Reinhold Fieler, deputy member of the City Council of Tromsø shares his view.
- The local democracy has been weakened through complicated bureaucratic and technocratic processes. The common citizens are not able to influence city planning other than through the voting for their candidates in the City Council. Through the Year of Urban Development the citizens got a chance to debate and comment on the city planning in the middle of the processes rather than being informed after the city council had passed their resolutions. People got involved and informed through media and open meetings, says Fieler.
- I have to admit that I was skeptical to this “open round” concerning the city center, but I was  pleasantly surprised. The methods used through this “open round” should be transferred to other political topics, such as education or senior citizen care. Political processes should be made available for the common citizen in an earlier phase, and we should have organizations that continually refine and hand in their suggestions as a premise to the city planners and politicians.
- We have to improve democracy, or people will give up trying to participate in decision making.  The Year of Urban Development shows us the method to get more people involved.

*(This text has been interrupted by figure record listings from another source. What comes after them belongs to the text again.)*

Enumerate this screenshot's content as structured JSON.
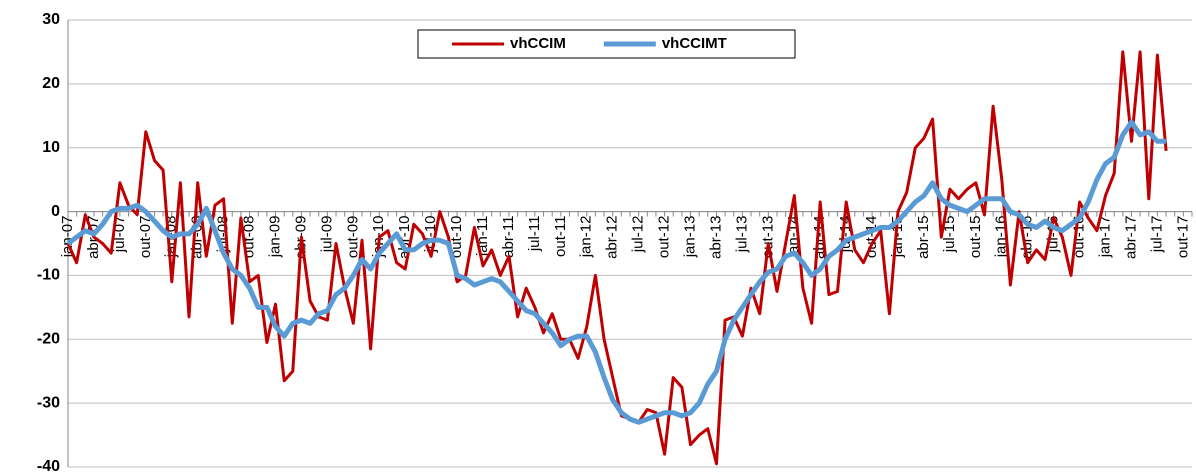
{
  "chart_data": {
    "type": "line",
    "categories": [
      "jan-07",
      null,
      null,
      "abr-07",
      null,
      null,
      "jul-07",
      null,
      null,
      "out-07",
      null,
      null,
      "jan-08",
      null,
      null,
      "abr-08",
      null,
      null,
      "jul-08",
      null,
      null,
      "out-08",
      null,
      null,
      "jan-09",
      null,
      null,
      "abr-09",
      null,
      null,
      "jul-09",
      null,
      null,
      "out-09",
      null,
      null,
      "jan-10",
      null,
      null,
      "abr-10",
      null,
      null,
      "jul-10",
      null,
      null,
      "out-10",
      null,
      null,
      "jan-11",
      null,
      null,
      "abr-11",
      null,
      null,
      "jul-11",
      null,
      null,
      "out-11",
      null,
      null,
      "jan-12",
      null,
      null,
      "abr-12",
      null,
      null,
      "jul-12",
      null,
      null,
      "out-12",
      null,
      null,
      "jan-13",
      null,
      null,
      "abr-13",
      null,
      null,
      "jul-13",
      null,
      null,
      "out-13",
      null,
      null,
      "jan-14",
      null,
      null,
      "abr-14",
      null,
      null,
      "jul-14",
      null,
      null,
      "out-14",
      null,
      null,
      "jan-15",
      null,
      null,
      "abr-15",
      null,
      null,
      "jul-15",
      null,
      null,
      "out-15",
      null,
      null,
      "jan-16",
      null,
      null,
      "abr-16",
      null,
      null,
      "jul-16",
      null,
      null,
      "out-16",
      null,
      null,
      "jan-17",
      null,
      null,
      "abr-17",
      null,
      null,
      "jul-17",
      null,
      null,
      "out-17",
      null,
      null
    ],
    "series": [
      {
        "name": "vhCCIM",
        "color": "#c00000",
        "values": [
          -5,
          -8,
          -0.5,
          -4,
          -5,
          -6.5,
          4.5,
          1,
          -0.5,
          12.5,
          8,
          6.5,
          -11,
          4.5,
          -16.5,
          4.5,
          -7,
          1,
          2,
          -17.5,
          -1,
          -11,
          -10,
          -20.5,
          -14.5,
          -26.5,
          -25,
          -4,
          -14,
          -16.5,
          -17,
          -5,
          -12,
          -17.5,
          -4.5,
          -21.5,
          -4,
          -3,
          -8,
          -9,
          -2,
          -3.5,
          -7,
          0,
          -4,
          -11,
          -10,
          -2.5,
          -8.5,
          -6,
          -10,
          -7,
          -16.5,
          -12,
          -15,
          -19,
          -16,
          -20,
          -20,
          -23,
          -18,
          -10,
          -20,
          -26,
          -32,
          -32.5,
          -33,
          -31,
          -31.5,
          -38,
          -26,
          -27.5,
          -36.5,
          -35,
          -34,
          -39.5,
          -17,
          -16.5,
          -19.5,
          -12,
          -16,
          -5,
          -12.5,
          -5,
          2.5,
          -12,
          -17.5,
          1.5,
          -13,
          -12.5,
          1.5,
          -6,
          -8,
          -5,
          -3,
          -16,
          0,
          3,
          10,
          11.5,
          14.5,
          -4,
          3.5,
          2,
          3.5,
          4.5,
          -0.5,
          16.5,
          5,
          -11.5,
          0,
          -8,
          -6,
          -7.5,
          -1,
          -4,
          -10,
          1.5,
          -1,
          -3,
          2.5,
          6,
          25,
          11,
          25,
          2,
          24.5,
          9.5,
          null,
          null,
          null,
          null
        ]
      },
      {
        "name": "vhCCIMT",
        "color": "#5b9bd5",
        "values": [
          -5,
          -4,
          -3,
          -3.5,
          -2,
          0,
          0.5,
          0.5,
          1,
          0,
          -1.5,
          -3,
          -4,
          -3.5,
          -3.5,
          -2,
          0.5,
          -3,
          -6.5,
          -9,
          -10,
          -12,
          -15,
          -15,
          -18,
          -19.5,
          -17.5,
          -17,
          -17.5,
          -16,
          -15.5,
          -13,
          -12,
          -10,
          -7.5,
          -9,
          -6.5,
          -5,
          -3.5,
          -6,
          -6,
          -5,
          -4.5,
          -4.5,
          -5,
          -10,
          -10.5,
          -11.5,
          -11,
          -10.5,
          -11,
          -12.5,
          -14,
          -15.5,
          -16,
          -17.5,
          -19,
          -21,
          -20,
          -19.5,
          -19.5,
          -22,
          -26,
          -29.5,
          -31.5,
          -32.5,
          -33,
          -32.5,
          -32,
          -31.5,
          -31.5,
          -32,
          -31.5,
          -30,
          -27,
          -25,
          -20,
          -17,
          -15,
          -13,
          -11,
          -9.5,
          -9,
          -7,
          -6.5,
          -8,
          -10,
          -9,
          -7,
          -6,
          -4.5,
          -4,
          -3.5,
          -3,
          -2.5,
          -2.5,
          -1.5,
          0,
          1.5,
          2.5,
          4.5,
          2,
          1,
          0.5,
          0,
          1,
          2,
          2,
          2,
          0,
          -0.5,
          -2,
          -2.5,
          -1.5,
          -2.5,
          -3,
          -2,
          -1,
          1.5,
          5,
          7.5,
          8.5,
          12,
          14,
          12,
          12.5,
          11,
          11,
          null,
          null,
          null,
          null
        ]
      }
    ],
    "ylim": [
      -40,
      30
    ],
    "yticks": [
      -40,
      -30,
      -20,
      -10,
      0,
      10,
      20,
      30
    ],
    "grid": true
  }
}
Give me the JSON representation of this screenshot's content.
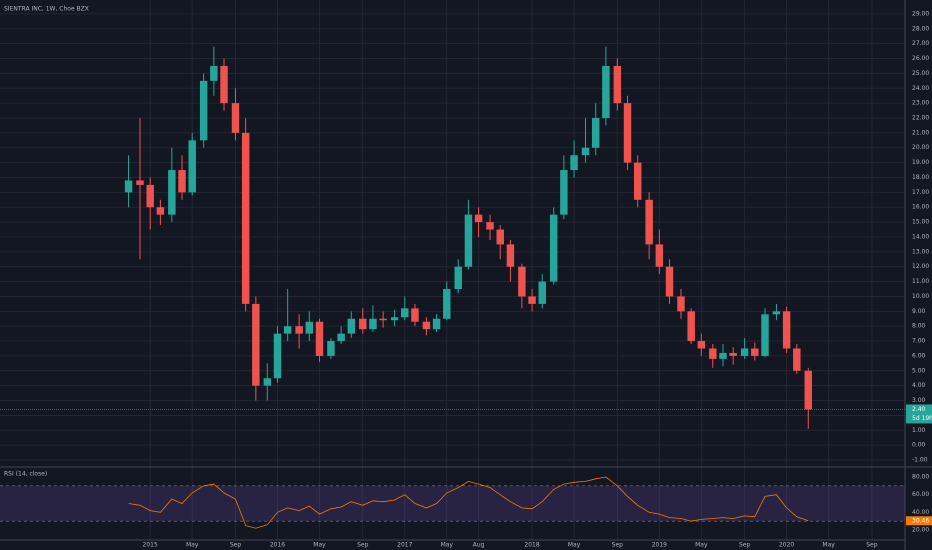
{
  "chart_data": [
    {
      "type": "candlestick",
      "title": "SIENTRA INC, 1W, Choe BZX",
      "x": [
        2014.83,
        2014.92,
        2015.0,
        2015.08,
        2015.17,
        2015.25,
        2015.33,
        2015.42,
        2015.5,
        2015.58,
        2015.67,
        2015.75,
        2015.83,
        2015.92,
        2016.0,
        2016.08,
        2016.17,
        2016.25,
        2016.33,
        2016.42,
        2016.5,
        2016.58,
        2016.67,
        2016.75,
        2016.83,
        2016.92,
        2017.0,
        2017.08,
        2017.17,
        2017.25,
        2017.33,
        2017.42,
        2017.5,
        2017.58,
        2017.67,
        2017.75,
        2017.83,
        2017.92,
        2018.0,
        2018.08,
        2018.17,
        2018.25,
        2018.33,
        2018.42,
        2018.5,
        2018.58,
        2018.67,
        2018.75,
        2018.83,
        2018.92,
        2019.0,
        2019.08,
        2019.17,
        2019.25,
        2019.33,
        2019.42,
        2019.5,
        2019.58,
        2019.67,
        2019.75,
        2019.83,
        2019.92,
        2020.0,
        2020.08,
        2020.17
      ],
      "open": [
        17.0,
        17.8,
        17.5,
        16.0,
        15.5,
        18.5,
        17.0,
        20.5,
        24.5,
        25.5,
        23.0,
        21.0,
        9.5,
        4.0,
        4.5,
        7.5,
        8.0,
        7.5,
        8.3,
        6.0,
        7.0,
        7.5,
        8.5,
        7.8,
        8.5,
        8.4,
        8.6,
        9.2,
        8.3,
        7.8,
        8.5,
        10.5,
        12.0,
        15.5,
        15.0,
        14.5,
        13.5,
        12.0,
        10.0,
        9.5,
        11.0,
        15.5,
        18.5,
        19.5,
        20.0,
        22.0,
        25.5,
        23.0,
        19.0,
        16.5,
        13.5,
        12.0,
        10.0,
        9.0,
        7.0,
        6.5,
        5.8,
        6.2,
        6.0,
        6.5,
        6.0,
        8.8,
        9.0,
        6.5,
        5.0
      ],
      "high": [
        19.5,
        22.0,
        18.0,
        16.5,
        20.0,
        19.5,
        21.0,
        25.0,
        26.8,
        26.0,
        24.0,
        22.0,
        10.0,
        5.5,
        8.0,
        10.5,
        8.8,
        9.0,
        8.5,
        7.2,
        8.0,
        9.0,
        9.2,
        9.4,
        9.0,
        9.1,
        10.0,
        9.5,
        8.6,
        8.8,
        11.0,
        12.5,
        16.5,
        16.0,
        15.5,
        14.8,
        13.8,
        12.2,
        10.5,
        11.5,
        16.0,
        19.5,
        20.5,
        22.0,
        23.0,
        26.8,
        26.0,
        23.5,
        19.5,
        17.0,
        14.5,
        12.5,
        10.5,
        9.2,
        7.5,
        6.8,
        6.8,
        6.6,
        7.2,
        6.9,
        9.2,
        9.5,
        9.3,
        6.8,
        5.2
      ],
      "low": [
        16.0,
        12.5,
        14.5,
        14.8,
        15.0,
        16.5,
        16.8,
        20.0,
        23.5,
        22.5,
        20.5,
        9.0,
        3.0,
        3.0,
        4.2,
        7.0,
        6.5,
        7.0,
        5.6,
        5.8,
        6.8,
        7.2,
        7.5,
        7.6,
        7.9,
        8.0,
        8.4,
        8.0,
        7.4,
        7.6,
        8.4,
        10.2,
        11.8,
        14.0,
        13.8,
        12.5,
        11.0,
        9.2,
        9.0,
        9.2,
        10.8,
        15.2,
        18.0,
        19.0,
        19.5,
        21.5,
        22.5,
        18.5,
        16.0,
        12.5,
        11.5,
        9.5,
        8.5,
        6.8,
        6.0,
        5.2,
        5.3,
        5.4,
        5.8,
        5.7,
        5.9,
        8.4,
        6.2,
        4.8,
        1.1
      ],
      "close": [
        17.8,
        17.5,
        16.0,
        15.5,
        18.5,
        17.0,
        20.5,
        24.5,
        25.5,
        23.0,
        21.0,
        9.5,
        4.0,
        4.5,
        7.5,
        8.0,
        7.5,
        8.3,
        6.0,
        7.0,
        7.5,
        8.5,
        7.8,
        8.5,
        8.4,
        8.6,
        9.2,
        8.3,
        7.8,
        8.5,
        10.5,
        12.0,
        15.5,
        15.0,
        14.5,
        13.5,
        12.0,
        10.0,
        9.5,
        11.0,
        15.5,
        18.5,
        19.5,
        20.0,
        22.0,
        25.5,
        23.0,
        19.0,
        16.5,
        13.5,
        12.0,
        10.0,
        9.0,
        7.0,
        6.5,
        5.8,
        6.2,
        6.0,
        6.5,
        6.0,
        8.8,
        9.0,
        6.5,
        5.0,
        2.4
      ],
      "last_price": {
        "value": 2.4,
        "label": "2.40"
      },
      "countdown": "5d 19h",
      "up_color": "#26a69a",
      "down_color": "#ef5350",
      "grid": true,
      "xlim": [
        2013.82,
        2020.93
      ],
      "ylim": [
        -1.47,
        29.6
      ],
      "xticks": [
        {
          "value": 2015.0,
          "label": "2015"
        },
        {
          "value": 2015.33,
          "label": "May"
        },
        {
          "value": 2015.67,
          "label": "Sep"
        },
        {
          "value": 2016.0,
          "label": "2016"
        },
        {
          "value": 2016.33,
          "label": "May"
        },
        {
          "value": 2016.67,
          "label": "Sep"
        },
        {
          "value": 2017.0,
          "label": "2017"
        },
        {
          "value": 2017.33,
          "label": "May"
        },
        {
          "value": 2017.58,
          "label": "Aug"
        },
        {
          "value": 2018.0,
          "label": "2018"
        },
        {
          "value": 2018.33,
          "label": "May"
        },
        {
          "value": 2018.67,
          "label": "Sep"
        },
        {
          "value": 2019.0,
          "label": "2019"
        },
        {
          "value": 2019.33,
          "label": "May"
        },
        {
          "value": 2019.67,
          "label": "Sep"
        },
        {
          "value": 2020.0,
          "label": "2020"
        },
        {
          "value": 2020.33,
          "label": "May"
        },
        {
          "value": 2020.67,
          "label": "Sep"
        }
      ],
      "yticks": [
        {
          "value": -1,
          "label": "-1.00"
        },
        {
          "value": 0,
          "label": "0.00"
        },
        {
          "value": 1,
          "label": "1.00"
        },
        {
          "value": 2,
          "label": "2.00"
        },
        {
          "value": 3,
          "label": "3.00"
        },
        {
          "value": 4,
          "label": "4.00"
        },
        {
          "value": 5,
          "label": "5.00"
        },
        {
          "value": 6,
          "label": "6.00"
        },
        {
          "value": 7,
          "label": "7.00"
        },
        {
          "value": 8,
          "label": "8.00"
        },
        {
          "value": 9,
          "label": "9.00"
        },
        {
          "value": 10,
          "label": "10.00"
        },
        {
          "value": 11,
          "label": "11.00"
        },
        {
          "value": 12,
          "label": "12.00"
        },
        {
          "value": 13,
          "label": "13.00"
        },
        {
          "value": 14,
          "label": "14.00"
        },
        {
          "value": 15,
          "label": "15.00"
        },
        {
          "value": 16,
          "label": "16.00"
        },
        {
          "value": 17,
          "label": "17.00"
        },
        {
          "value": 18,
          "label": "18.00"
        },
        {
          "value": 19,
          "label": "19.00"
        },
        {
          "value": 20,
          "label": "20.00"
        },
        {
          "value": 21,
          "label": "21.00"
        },
        {
          "value": 22,
          "label": "22.00"
        },
        {
          "value": 23,
          "label": "23.00"
        },
        {
          "value": 24,
          "label": "24.00"
        },
        {
          "value": 25,
          "label": "25.00"
        },
        {
          "value": 26,
          "label": "26.00"
        },
        {
          "value": 27,
          "label": "27.00"
        },
        {
          "value": 28,
          "label": "28.00"
        },
        {
          "value": 29,
          "label": "29.00"
        }
      ]
    },
    {
      "type": "line",
      "title": "RSI (14, close)",
      "color": "#f57c00",
      "band_color": "#7e57c2",
      "values": [
        50,
        48,
        42,
        40,
        55,
        50,
        62,
        70,
        72,
        62,
        55,
        25,
        22,
        26,
        40,
        45,
        42,
        47,
        38,
        44,
        46,
        52,
        48,
        53,
        52,
        54,
        60,
        50,
        45,
        50,
        62,
        68,
        75,
        72,
        68,
        60,
        52,
        45,
        44,
        52,
        66,
        72,
        74,
        75,
        78,
        80,
        70,
        58,
        48,
        40,
        38,
        34,
        33,
        30,
        32,
        33,
        34,
        33,
        36,
        35,
        58,
        60,
        45,
        35,
        30.46
      ],
      "last_value": {
        "value": 30.46,
        "label": "30.46"
      },
      "bands": [
        30,
        70
      ],
      "ylim": [
        8.7,
        87.9
      ],
      "yticks": [
        {
          "value": 20,
          "label": "20.00"
        },
        {
          "value": 40,
          "label": "40.00"
        },
        {
          "value": 60,
          "label": "60.00"
        },
        {
          "value": 80,
          "label": "80.00"
        }
      ]
    }
  ]
}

City activists get involved
- Through the youth center, Tvibit, I was encouraged to arrange a city walk to the wharf property, says Aurora Nielsen, project worker and ”city activist”.
After The Year of Urban Development there is now an open debate, which gives young people the opportunity to participate and have an influence in the debates concerning city planning.
- Suddenly I realized that I was really committed! I saw the possibilities I had, and realized what I could do to influence, and I suddenly saw what wasn’t being done in the city. Now I am searching for information wherever I can get it, and I am the leader of “The city activists”, a group of young people who are interested in city planning.  I am often walking into the town’s city planning office asking questions about the lately planned city projects. I read endless bureaucratic documents so I am up to date with what’s going on in the city. It is important to me that we keep some of the public spaces left in the city center, not building private apartments all over. Right now I think we should rather wait and leave space for big national building projects like an Art Academy, or other important projects. Don’t waste all the public space now!

The awakening
- I think Tromsø has developed a new way of involving the citizens, a new way of using our citizens qualifications and knowledge as an alternative to the bureaucratic processes, and we have we have created a contemporary culture for changing the city and looking towards the future city, says Dahl
- Not everybody wants to get involved by writing letters for the newspaper or voice their opinion out loud. Some people were happy just to walk with us at the city walks, says Dahl.
- “I am happy just being able to participate and getting informed” they said.
The methods developed through The Year of Urban Development give people the chance to get involved in different levels of city planning.
- The Year of Urban Development forced the architects to participate in the debate. We now have a better city where people are awake and starting to demand more from the architects and their projects. The hit and run projects are being rejected. The city center is looked upon as a cultural arena, not just a property for lousy housing projects, says Dahl.
Through the Venezia biennale Tromsø is now exposed to the international community. The city has to continue its courageous debate with itself at an international arena, but the city will also be forced to discuss its challenges with the world.

Amundsen thinks the democratic methods developed through The Year of Urban Development will give Tromsø future advantages.
- The cities able to realize democratic methods such as The Year of Urban Development, are the cities who will win the struggle for recruiting talent. Skilled people are searching for the open, tolerant places. Only the truly humanist cities, which realize the human resources they inhabit in the best possible way, and give their talents the opportunity to create and use their abilities, will grow and be the leading cities of the world.